Workers compensation is the exclusive remedy for a permanently disabled worker and his wife who allege that an insurer and its claims administrator delayed, discouraged and denied benefits for 10 years, the Texas Supreme Court has ruled.

Glenn Johnson worked for Tucson, Arizona-based Asarco L.L.C., a mining, smelting, and refining company, as a rotary furnace operator in Amarillo, Texas. Mr. Johnson was involved in an accident in 1998 that resulted in third-degree burns on more than half his body, and “subsequent treatment has required the amputation of his left arm below the elbow, multiple skin grafts and the loss of full use of his right hand,” according to an Amarillo Globe-News report from Feb. 18, 1999.

There is no dispute that Mr. Johnson is entitled to lifetime workers comp benefits, however, there are disputes over the “details and amounts” of those benefits, court records show.

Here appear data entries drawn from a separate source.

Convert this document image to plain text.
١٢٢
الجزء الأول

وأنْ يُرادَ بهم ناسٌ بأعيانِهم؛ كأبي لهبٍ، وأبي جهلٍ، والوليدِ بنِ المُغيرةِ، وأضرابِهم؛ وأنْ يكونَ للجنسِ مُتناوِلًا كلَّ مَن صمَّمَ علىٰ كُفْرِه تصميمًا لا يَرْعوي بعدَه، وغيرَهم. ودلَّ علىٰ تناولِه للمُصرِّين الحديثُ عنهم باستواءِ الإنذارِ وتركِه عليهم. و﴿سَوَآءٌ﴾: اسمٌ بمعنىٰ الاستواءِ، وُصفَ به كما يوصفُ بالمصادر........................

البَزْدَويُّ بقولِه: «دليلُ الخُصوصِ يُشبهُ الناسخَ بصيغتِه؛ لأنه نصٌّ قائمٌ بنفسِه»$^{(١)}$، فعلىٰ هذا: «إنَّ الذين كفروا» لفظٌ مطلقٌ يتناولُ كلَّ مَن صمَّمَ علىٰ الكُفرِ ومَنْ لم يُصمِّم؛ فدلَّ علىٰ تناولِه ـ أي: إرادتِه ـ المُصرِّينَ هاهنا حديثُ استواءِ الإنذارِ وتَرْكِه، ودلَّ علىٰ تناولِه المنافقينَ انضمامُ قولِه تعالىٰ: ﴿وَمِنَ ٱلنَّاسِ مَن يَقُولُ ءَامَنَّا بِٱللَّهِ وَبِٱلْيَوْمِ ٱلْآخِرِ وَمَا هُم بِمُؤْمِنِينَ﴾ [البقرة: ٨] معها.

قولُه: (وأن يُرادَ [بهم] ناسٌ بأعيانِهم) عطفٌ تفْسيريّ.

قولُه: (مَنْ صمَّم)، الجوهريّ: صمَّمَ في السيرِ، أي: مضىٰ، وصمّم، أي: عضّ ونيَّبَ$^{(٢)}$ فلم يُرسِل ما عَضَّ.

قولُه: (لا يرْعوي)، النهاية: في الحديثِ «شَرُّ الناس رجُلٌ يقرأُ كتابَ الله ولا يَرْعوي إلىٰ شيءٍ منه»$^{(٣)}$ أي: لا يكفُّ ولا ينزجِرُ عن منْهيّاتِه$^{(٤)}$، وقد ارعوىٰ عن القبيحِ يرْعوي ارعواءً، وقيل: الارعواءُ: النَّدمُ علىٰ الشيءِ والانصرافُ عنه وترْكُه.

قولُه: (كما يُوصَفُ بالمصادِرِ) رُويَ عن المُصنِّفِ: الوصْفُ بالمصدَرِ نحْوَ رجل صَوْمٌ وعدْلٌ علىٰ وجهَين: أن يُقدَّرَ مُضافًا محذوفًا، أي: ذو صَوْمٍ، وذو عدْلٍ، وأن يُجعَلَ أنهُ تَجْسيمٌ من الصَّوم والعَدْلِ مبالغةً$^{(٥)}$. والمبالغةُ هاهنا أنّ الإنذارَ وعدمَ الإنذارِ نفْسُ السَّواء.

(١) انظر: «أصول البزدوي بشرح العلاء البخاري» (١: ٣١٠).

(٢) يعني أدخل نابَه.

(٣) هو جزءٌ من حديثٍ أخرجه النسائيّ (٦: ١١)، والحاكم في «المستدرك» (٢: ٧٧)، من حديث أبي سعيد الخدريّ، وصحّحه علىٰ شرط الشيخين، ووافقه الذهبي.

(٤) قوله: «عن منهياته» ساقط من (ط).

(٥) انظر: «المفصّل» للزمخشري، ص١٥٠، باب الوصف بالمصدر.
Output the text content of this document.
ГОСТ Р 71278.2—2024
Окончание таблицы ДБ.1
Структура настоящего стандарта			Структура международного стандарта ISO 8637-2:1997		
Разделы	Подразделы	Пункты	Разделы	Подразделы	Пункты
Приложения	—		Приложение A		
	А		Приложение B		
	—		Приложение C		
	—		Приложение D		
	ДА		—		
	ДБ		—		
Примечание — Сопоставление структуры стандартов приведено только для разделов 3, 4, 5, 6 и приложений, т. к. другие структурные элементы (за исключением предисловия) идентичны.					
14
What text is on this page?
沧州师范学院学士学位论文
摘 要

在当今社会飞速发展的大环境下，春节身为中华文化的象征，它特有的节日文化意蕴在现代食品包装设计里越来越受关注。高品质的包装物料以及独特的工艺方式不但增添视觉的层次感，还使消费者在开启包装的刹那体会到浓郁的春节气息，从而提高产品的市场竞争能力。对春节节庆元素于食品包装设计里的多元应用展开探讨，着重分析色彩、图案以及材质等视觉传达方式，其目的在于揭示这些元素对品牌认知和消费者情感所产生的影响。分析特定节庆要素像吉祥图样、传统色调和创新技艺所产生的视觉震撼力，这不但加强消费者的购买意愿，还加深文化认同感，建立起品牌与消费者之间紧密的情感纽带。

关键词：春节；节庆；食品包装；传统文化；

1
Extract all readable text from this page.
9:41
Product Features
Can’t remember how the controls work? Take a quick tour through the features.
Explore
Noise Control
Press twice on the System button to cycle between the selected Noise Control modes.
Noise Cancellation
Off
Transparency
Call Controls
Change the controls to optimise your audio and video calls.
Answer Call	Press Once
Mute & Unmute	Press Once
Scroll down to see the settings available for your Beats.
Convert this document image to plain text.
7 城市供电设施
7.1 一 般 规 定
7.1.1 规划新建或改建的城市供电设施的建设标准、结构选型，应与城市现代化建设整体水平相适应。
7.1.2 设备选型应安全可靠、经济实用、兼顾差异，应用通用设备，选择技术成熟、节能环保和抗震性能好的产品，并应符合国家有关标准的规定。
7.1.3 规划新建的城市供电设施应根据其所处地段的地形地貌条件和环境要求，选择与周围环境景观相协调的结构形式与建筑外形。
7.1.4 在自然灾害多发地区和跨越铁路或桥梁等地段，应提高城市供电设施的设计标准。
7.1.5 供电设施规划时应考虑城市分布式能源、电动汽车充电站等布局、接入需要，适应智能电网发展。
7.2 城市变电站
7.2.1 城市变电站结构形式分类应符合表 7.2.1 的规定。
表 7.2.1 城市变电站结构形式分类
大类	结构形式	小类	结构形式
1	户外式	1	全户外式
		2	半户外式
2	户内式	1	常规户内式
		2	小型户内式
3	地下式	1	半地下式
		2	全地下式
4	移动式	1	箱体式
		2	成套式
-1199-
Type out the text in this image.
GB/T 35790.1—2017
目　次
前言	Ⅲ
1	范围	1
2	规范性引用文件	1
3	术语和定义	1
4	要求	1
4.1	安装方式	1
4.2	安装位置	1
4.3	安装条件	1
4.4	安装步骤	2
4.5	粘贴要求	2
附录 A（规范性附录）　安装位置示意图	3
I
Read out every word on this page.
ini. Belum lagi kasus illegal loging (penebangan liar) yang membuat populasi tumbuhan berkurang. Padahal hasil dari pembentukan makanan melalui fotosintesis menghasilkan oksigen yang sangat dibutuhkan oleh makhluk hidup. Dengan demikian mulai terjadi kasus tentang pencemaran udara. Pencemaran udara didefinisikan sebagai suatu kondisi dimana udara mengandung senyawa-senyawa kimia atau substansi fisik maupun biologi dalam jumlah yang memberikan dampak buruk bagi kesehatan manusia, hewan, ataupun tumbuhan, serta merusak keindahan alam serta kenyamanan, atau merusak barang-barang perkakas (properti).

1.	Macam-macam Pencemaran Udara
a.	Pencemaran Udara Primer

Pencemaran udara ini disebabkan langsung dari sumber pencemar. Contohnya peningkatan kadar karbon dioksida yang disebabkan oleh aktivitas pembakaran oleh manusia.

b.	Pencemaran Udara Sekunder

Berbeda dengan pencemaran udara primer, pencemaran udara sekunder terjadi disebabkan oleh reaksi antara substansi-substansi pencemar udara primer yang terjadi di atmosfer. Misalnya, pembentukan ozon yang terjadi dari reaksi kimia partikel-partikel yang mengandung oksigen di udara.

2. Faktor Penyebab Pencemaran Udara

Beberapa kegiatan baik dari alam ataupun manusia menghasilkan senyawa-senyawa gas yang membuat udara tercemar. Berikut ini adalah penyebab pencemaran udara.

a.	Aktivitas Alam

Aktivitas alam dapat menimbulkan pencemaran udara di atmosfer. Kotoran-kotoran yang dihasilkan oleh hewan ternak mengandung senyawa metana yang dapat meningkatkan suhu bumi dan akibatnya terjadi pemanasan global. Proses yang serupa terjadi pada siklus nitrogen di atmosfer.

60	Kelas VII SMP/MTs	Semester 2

According to records, Mr. Johnson and his wife Natalie Johnson filed a lawsuit against Asarco's workers comp insurer, Greensburg, Pennsylvania-based Old Republic Insurance Co., and its claims administrator, Atlanta-based Crawford & Co. Mr. and Mrs. Johnson allege that, for 10 years, there has been “a battle plan to delay, discourage and deny” benefits “to wreak havoc on Glenn's and Natalie's lives,” records show.

While they agreed they must pursue claims for workers comp through the administrative process, they said they intended to pursue claims for “unrelated” damages in the courts, according to records.

Crawford filed a motion for summary judgment, but the state's 7th District Court of Appeals in Amarillo denied its petition in March 2014, records show.

The Texas Supreme Court on Friday ruled that “the Division of Workers' Compensation has exclusive jurisdiction over the Johnsons' claims and the Workers' Compensation Act provides their exclusive remedies.”

“The Act bars the Johnsons' claims for negligence, gross negligence, breach of contract, quantum meruit, breach of the duty of good faith and fair dealing, and statutory violations,” the ruling states.

The Johnsons argued that Mrs. Johnson isn't seeking relief as an Asarco employee, so her claims are independent of the Workers' Compensation Act, records show. However, according to the ruling, “Natalie's claims, like Glenn's, arise out of Crawford's conduct in investigating, handling, and settling Glenn's claim for workers compensation benefits. … We have held that an employee's spouse cannot bring a separate action alleging claims under the Act.”

Ruling that the state's Division of Workers' Compensation has exclusive jurisdiction over Mr. and Mrs. Johnsons' claims, the Texas Supreme Court concluded that Crawford is entitled to mandamus relief.